Documento descoberto no “arquivo do terror” em Assunção mostra a cumplicidade entre as ditaduras que se instalaram no Cone Sul. No informe apresentado em fac-símile o Jefe de Política e Afins,  Inspetor Alberto Cantero, do Departamento de Investigações, comunica ao seu superior Pastor Coronel, que enviou para Buenos Aires os presos políticos argentinos e uruguaios que estavam  detidos em Assunção.

A Operação Condor foi uma aliança político-militar entre as várias ditaduras militares da América do Sul — Brasil, Argentina, Chile, Bolívia, Paraguai e Uruguai — criada com o objetivo de coordenar a repressão a opositores dessas ditaduras e eliminar seus líderes.

Montada no início dos anos 1960, durou até a onda de redemocratização, na década seguinte. Estima-se que a Operação Condor resultou em mais de 400 mil torturados e 100 mil assassinatos.

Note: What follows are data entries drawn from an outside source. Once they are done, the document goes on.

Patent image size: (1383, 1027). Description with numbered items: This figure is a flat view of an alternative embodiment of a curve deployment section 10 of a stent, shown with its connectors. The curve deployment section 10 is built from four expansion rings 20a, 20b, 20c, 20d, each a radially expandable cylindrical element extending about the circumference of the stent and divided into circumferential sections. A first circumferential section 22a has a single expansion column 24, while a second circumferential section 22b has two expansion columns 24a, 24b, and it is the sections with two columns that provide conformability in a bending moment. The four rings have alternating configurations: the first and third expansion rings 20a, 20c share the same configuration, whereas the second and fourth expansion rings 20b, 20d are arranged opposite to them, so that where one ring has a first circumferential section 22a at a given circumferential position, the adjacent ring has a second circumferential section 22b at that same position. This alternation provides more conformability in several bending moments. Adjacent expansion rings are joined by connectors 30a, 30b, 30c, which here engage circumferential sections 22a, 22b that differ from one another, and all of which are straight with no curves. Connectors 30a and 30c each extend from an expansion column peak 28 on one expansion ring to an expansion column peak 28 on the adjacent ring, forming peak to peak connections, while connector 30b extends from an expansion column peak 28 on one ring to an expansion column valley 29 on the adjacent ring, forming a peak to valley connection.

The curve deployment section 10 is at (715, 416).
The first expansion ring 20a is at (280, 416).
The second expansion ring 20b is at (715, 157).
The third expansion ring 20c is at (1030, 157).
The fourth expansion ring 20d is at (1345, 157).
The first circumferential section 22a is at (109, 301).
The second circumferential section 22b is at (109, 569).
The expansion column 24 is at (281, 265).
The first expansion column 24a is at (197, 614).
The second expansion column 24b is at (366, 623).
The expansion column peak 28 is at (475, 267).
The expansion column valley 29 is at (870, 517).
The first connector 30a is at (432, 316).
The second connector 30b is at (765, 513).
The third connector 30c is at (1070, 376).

A jurisdição da Operação se estendia, portanto, a todos os países envolvidos. A ausência de procedimentos burocrático-formais facilitava as trocas de informações e de prisioneiros (eventualmente dados como “desaparecidos”) de diferentes nacionalidades. Aos acusados e perseguidos pelos agentes, eram negados todos os direitos humanos e políticos. Podiam facilmente ser levados de um território a outro sob a acusação de terrorismo.